Before signing a contractor for a home improvement project, the homeowner should always obtain a contract bid on the work. This contract bid must include a time schedule, for both beginning and completing the work, a complete materials list, an exclusion list of items not provided by the contractor, the names and contact information for any subcontractors to be used on the job, clean-up and demolition provisions, a payment schedule, and the procedure specifics for any changes that may need to be made to the original plans. Professional contractors will not be swayed by this list of contract inclusions. On the contrary, these inclusions should be commonplace for all contracts presented by a good contractor.

Proper insurance and waivers will be needed before the completion of any home improvement contract.

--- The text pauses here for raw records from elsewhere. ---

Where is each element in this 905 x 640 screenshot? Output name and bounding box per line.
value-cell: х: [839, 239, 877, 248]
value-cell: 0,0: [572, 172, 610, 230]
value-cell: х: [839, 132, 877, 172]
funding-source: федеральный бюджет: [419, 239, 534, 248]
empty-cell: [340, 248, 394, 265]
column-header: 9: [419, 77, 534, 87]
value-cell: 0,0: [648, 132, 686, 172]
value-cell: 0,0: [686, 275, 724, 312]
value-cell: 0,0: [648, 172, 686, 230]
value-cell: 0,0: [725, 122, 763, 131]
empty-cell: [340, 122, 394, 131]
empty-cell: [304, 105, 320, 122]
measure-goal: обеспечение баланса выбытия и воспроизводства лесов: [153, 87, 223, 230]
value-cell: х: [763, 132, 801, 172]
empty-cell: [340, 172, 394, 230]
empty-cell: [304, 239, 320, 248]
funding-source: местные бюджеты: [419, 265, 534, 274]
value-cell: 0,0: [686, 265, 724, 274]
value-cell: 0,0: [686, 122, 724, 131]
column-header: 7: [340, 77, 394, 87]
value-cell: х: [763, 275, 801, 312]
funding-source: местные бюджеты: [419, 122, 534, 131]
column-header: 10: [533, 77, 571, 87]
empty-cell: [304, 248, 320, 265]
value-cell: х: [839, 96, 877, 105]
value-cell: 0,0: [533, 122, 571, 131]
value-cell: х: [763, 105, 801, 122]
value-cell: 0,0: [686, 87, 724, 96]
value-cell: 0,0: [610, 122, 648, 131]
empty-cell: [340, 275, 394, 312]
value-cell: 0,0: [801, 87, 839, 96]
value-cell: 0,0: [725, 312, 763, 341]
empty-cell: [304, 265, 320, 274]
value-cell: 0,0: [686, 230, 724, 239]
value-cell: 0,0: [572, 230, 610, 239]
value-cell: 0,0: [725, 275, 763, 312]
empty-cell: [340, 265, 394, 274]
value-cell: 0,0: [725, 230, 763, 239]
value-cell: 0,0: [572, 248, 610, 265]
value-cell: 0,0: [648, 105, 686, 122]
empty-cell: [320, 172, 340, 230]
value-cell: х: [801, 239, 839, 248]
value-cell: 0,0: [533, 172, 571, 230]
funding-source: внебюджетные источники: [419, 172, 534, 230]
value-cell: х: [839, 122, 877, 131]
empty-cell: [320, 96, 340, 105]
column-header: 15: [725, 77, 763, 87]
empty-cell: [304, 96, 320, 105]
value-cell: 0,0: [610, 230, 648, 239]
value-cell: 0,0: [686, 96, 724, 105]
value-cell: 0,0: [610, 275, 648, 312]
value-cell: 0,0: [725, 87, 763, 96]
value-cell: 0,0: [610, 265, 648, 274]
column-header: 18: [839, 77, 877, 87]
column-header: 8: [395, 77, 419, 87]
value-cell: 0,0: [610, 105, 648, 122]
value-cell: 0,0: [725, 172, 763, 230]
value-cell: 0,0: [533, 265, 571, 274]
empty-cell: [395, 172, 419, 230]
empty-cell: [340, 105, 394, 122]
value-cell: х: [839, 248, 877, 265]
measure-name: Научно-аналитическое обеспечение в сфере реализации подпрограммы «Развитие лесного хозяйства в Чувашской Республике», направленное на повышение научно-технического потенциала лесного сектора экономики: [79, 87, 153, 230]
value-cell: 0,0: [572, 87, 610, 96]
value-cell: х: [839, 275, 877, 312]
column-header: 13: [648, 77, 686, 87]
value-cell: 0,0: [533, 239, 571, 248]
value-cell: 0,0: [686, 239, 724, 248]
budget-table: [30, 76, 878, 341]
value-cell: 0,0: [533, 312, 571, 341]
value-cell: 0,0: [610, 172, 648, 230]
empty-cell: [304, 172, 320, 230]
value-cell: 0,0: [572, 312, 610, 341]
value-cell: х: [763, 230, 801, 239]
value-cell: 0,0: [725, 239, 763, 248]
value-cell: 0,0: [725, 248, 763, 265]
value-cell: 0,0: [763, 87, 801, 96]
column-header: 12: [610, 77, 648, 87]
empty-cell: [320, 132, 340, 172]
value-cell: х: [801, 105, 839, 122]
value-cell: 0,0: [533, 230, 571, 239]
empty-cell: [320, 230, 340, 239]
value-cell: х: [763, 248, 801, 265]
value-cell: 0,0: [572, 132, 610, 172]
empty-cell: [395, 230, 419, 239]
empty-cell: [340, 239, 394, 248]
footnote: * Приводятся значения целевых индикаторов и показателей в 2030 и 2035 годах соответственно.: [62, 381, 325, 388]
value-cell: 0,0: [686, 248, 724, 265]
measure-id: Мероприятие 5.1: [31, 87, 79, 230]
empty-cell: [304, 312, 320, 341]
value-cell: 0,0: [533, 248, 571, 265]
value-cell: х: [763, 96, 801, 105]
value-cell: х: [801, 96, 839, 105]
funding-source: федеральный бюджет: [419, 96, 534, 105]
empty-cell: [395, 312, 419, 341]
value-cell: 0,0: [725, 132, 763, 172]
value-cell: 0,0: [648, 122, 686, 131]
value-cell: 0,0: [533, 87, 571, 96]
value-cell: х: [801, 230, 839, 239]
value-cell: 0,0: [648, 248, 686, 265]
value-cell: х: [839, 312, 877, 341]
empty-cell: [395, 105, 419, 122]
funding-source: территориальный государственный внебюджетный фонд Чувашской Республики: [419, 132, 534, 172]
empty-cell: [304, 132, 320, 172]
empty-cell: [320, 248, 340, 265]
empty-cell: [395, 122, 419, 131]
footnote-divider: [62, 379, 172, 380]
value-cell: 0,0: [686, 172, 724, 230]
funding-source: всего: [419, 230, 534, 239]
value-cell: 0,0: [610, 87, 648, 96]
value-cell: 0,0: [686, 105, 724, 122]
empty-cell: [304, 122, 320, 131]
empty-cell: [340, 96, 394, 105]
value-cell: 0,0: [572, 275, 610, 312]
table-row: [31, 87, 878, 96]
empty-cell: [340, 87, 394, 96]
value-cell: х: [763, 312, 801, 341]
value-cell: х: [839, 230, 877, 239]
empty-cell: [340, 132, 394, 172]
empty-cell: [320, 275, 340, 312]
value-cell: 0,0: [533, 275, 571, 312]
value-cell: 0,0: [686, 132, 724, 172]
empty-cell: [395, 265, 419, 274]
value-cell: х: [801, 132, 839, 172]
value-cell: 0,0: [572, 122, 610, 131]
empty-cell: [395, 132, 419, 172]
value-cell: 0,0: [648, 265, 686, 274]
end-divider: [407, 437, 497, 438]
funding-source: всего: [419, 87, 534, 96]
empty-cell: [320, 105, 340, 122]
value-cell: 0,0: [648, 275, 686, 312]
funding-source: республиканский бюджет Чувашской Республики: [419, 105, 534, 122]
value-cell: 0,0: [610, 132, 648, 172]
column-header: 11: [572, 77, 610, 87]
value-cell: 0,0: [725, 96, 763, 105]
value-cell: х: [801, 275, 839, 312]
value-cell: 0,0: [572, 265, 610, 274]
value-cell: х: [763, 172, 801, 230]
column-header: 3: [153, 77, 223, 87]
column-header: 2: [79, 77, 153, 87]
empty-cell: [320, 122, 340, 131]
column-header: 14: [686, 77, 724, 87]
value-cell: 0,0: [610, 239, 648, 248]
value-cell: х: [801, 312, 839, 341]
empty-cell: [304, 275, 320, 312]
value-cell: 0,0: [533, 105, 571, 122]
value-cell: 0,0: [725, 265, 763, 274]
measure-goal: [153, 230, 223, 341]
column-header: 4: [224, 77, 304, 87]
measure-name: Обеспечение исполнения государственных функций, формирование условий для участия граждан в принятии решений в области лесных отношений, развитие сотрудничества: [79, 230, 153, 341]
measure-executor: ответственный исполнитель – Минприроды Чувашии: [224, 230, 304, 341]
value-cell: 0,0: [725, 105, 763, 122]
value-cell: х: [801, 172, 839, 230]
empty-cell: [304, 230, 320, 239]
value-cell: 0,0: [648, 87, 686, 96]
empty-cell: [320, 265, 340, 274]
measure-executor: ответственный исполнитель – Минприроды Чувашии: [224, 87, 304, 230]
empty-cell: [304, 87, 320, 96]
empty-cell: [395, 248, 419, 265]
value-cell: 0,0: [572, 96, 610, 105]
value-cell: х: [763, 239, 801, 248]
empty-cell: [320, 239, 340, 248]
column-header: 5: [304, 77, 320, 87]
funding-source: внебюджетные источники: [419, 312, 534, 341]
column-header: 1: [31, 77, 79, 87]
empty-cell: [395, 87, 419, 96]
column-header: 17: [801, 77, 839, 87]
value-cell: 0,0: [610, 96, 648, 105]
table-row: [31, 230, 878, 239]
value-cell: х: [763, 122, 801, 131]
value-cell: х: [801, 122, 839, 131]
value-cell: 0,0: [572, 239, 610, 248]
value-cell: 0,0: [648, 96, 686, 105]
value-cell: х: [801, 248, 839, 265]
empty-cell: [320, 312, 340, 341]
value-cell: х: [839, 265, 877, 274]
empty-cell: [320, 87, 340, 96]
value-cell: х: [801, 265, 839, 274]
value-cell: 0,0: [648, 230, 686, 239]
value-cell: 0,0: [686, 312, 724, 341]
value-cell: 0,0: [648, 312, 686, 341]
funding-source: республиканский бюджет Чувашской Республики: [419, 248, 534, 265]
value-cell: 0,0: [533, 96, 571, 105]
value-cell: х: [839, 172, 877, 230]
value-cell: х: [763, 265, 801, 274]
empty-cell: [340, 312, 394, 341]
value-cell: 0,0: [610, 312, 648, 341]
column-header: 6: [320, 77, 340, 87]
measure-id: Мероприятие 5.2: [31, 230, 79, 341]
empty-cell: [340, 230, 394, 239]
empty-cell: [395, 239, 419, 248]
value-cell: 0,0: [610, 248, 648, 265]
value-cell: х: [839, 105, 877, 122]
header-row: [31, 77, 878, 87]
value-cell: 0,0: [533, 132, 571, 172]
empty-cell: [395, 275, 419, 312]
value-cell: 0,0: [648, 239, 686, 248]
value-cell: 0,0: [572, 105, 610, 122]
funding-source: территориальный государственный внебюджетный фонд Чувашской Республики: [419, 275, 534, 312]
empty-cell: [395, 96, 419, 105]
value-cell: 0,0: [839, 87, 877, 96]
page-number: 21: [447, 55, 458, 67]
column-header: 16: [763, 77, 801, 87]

A contractor will need to have the proper insurance coverage before beginning a home improvement project. The proper insurance coverage will include coverage for the homeowner’s dwelling, neighbor’s dwellings, as well as, medical insurance for both the workers and passers by. If a contractor does not have enough insurance to cover any and all accidental cases, both to a dwelling or a person, they need not be hired for a home improvement project.

As the home improvement project comes to a close, the homeowner will need to have waivers signed by all subcontractors and suppliers, stating that the homeowner is not responsible for paying any fees or monies owed. The only substitute for these waivers, would be a signed payment verification form from the subcontractors and suppliers, stating they have already been paid in full.

When signing a contract with a contractor for a home improvement project, the homeowner must understand that some things will remain up to the homeowner. Staying involved with the project daily, fixing problems as they arise and keeping control of the money, by paying for the project in stages, are all great rules of thumb for the homeowner. A homeowner is the number one go to person during a home improvement project, even if the contractor is the one running the build.

With the proper contract, a homeowner can rest assured that a home improvement project will go smoothly. A homeowner should never take a contractor at their word. Every part of the home improvement project should be put in writing and signed by all involved parties. No homeowner wants to face legal arbitration due to medical or financial problems surfacing after the completion of a home improvement project. A good contractor will be versed in the proper techniques of contract writing and will certainly be amazed by your new found knowledge.